For several years, I would, each month, go to the 25th floor of One World Trade Center, the North Tower, to attend the Board of Directors meeting for Empire Blue Cross Blue Shield which became WellChoice, Inc. Normally, I would drive to New York City and arrive early for each meeting. That meant I would walk into the building around 9 a.m. Back on 9/11 the North Tower was the first one hit – 8:46 a.m. That would have been close to the time that I normally arrived at the building. For that reason, I will never forget that awful attack on the lives of innocent Americans and so many others from around the world.

It has been estimated that almost 3,000 people lost their lives in that attack. The person directly responsible, Osama bin Mohammed Laden, hid for almost ten years.  But, on May 2, 2011 bin Laden was killed by Navy Seals who raided his compound in Abbottabad, Pakistan.

9/11 was a terrible day and included two other serious incidents. One plane flew into the Pentagon and killed hundreds of people. Another plane, because of the resistance from passengers, ended up crashing in a rural Pennsylvania field. In total, counting passengers and people in the two buildings, there were over 3,000 killed by the terrorist attacks.

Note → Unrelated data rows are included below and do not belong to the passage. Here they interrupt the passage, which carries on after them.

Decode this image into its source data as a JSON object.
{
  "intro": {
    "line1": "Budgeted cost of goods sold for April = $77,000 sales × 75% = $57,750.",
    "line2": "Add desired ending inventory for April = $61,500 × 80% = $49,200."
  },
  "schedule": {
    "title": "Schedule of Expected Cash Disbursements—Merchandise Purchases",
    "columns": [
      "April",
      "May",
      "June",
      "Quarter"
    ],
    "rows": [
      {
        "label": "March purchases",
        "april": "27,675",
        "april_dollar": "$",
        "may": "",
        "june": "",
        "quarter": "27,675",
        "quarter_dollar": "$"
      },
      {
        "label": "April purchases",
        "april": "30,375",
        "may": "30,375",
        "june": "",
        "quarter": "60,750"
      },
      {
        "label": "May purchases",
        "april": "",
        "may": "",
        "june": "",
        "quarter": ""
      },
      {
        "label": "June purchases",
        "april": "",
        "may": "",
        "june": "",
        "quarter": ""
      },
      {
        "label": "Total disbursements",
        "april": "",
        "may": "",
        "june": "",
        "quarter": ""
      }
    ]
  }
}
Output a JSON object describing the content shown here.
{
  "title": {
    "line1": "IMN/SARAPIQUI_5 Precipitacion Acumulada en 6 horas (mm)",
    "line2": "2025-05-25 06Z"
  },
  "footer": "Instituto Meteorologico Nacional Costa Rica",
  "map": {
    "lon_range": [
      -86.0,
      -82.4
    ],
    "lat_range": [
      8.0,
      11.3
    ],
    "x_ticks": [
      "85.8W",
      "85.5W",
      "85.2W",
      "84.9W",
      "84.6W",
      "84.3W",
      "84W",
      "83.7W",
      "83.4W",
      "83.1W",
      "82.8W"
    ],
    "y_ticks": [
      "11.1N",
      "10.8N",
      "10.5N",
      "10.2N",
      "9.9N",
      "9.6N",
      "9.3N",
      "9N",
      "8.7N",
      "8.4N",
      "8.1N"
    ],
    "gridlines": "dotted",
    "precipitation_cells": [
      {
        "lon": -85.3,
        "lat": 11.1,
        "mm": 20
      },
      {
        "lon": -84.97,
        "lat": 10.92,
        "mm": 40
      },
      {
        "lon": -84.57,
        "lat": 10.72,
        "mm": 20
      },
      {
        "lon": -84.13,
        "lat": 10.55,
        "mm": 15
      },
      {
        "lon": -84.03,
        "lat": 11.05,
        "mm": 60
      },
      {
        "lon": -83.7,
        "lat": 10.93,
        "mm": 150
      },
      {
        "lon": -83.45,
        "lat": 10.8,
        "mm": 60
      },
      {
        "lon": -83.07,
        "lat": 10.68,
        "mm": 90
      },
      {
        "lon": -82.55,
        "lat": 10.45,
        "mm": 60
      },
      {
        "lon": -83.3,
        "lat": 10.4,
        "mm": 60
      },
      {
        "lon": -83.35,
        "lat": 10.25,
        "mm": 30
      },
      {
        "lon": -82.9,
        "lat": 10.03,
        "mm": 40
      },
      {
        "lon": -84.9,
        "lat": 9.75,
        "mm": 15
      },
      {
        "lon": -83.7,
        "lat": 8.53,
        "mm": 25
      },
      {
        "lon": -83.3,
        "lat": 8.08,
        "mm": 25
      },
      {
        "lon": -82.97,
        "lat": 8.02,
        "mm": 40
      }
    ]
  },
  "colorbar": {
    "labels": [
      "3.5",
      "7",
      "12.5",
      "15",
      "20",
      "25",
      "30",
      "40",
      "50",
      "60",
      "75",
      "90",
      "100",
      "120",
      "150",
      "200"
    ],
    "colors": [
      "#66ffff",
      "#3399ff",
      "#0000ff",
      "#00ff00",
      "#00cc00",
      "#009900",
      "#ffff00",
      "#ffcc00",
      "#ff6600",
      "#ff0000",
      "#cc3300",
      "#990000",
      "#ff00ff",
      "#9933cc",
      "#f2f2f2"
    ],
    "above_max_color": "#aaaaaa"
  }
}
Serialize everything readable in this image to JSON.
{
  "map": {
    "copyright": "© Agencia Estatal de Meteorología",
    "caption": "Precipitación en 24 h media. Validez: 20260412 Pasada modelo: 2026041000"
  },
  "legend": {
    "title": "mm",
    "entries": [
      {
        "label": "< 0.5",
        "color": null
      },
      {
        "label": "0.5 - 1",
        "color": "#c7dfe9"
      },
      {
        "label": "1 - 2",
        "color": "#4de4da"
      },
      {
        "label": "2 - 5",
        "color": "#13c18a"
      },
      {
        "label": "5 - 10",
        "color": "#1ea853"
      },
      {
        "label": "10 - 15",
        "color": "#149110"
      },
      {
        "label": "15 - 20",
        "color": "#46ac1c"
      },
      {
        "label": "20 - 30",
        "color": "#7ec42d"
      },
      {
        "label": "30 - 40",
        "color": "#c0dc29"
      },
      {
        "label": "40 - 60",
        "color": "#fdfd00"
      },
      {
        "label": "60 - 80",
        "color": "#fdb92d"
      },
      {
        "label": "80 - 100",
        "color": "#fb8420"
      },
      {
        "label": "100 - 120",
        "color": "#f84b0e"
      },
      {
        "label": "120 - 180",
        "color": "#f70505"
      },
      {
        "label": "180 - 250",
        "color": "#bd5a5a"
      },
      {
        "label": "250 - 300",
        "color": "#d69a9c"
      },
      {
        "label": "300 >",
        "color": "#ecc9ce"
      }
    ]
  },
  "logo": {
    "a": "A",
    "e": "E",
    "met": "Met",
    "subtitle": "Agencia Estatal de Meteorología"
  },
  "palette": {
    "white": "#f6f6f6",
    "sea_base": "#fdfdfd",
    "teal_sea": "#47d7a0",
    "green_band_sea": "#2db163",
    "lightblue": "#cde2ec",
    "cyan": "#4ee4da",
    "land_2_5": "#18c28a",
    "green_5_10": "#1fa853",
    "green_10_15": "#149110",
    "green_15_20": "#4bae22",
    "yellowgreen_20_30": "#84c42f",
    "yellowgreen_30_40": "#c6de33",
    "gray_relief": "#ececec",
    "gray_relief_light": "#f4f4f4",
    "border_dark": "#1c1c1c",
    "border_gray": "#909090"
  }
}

At the time of the attacks, my wife and I had just purchased a weekend condo out in Greenport, New York. When I heard about efforts to build a memorial for 9/11, I decided to help out. The memorial stands on a pier visible from the dock near Claudio’s Restaurant. Designed by Roberto Julio Bessin, it consists of an Osprey, sculptured with wire, sitting on metal salvaged from the World Trade Center. The theme of the sixty feet high 9/11 memorial was—that like the almost extinct Osprey which has come back—so shall the United States.

Then an interesting opportunity arose. One of the members of the Memorial Committee owned a company that had been responsible for salvaging the metal from the World Trade Center and moving it to waste facilities. My law firm did some environmental work for his company on Long Island. You may recall that some of the salvaged metal went to create the bow of a new U.S. Navy destroyer. The rest was discarded. I was asked if there was any interest in a small Osprey sculpture on World Trade Center metal for my home?

“Yes,” was my immediate answer. Now, I have a wire sculptured Osprey perched on World Trade Center metal. It stands about three feet high and sits next to the fireplace in our living room.  It is a constant memory of the 9/11 experience. Like the Osprey, the United States and buildings at the World Trade Center shall rise again.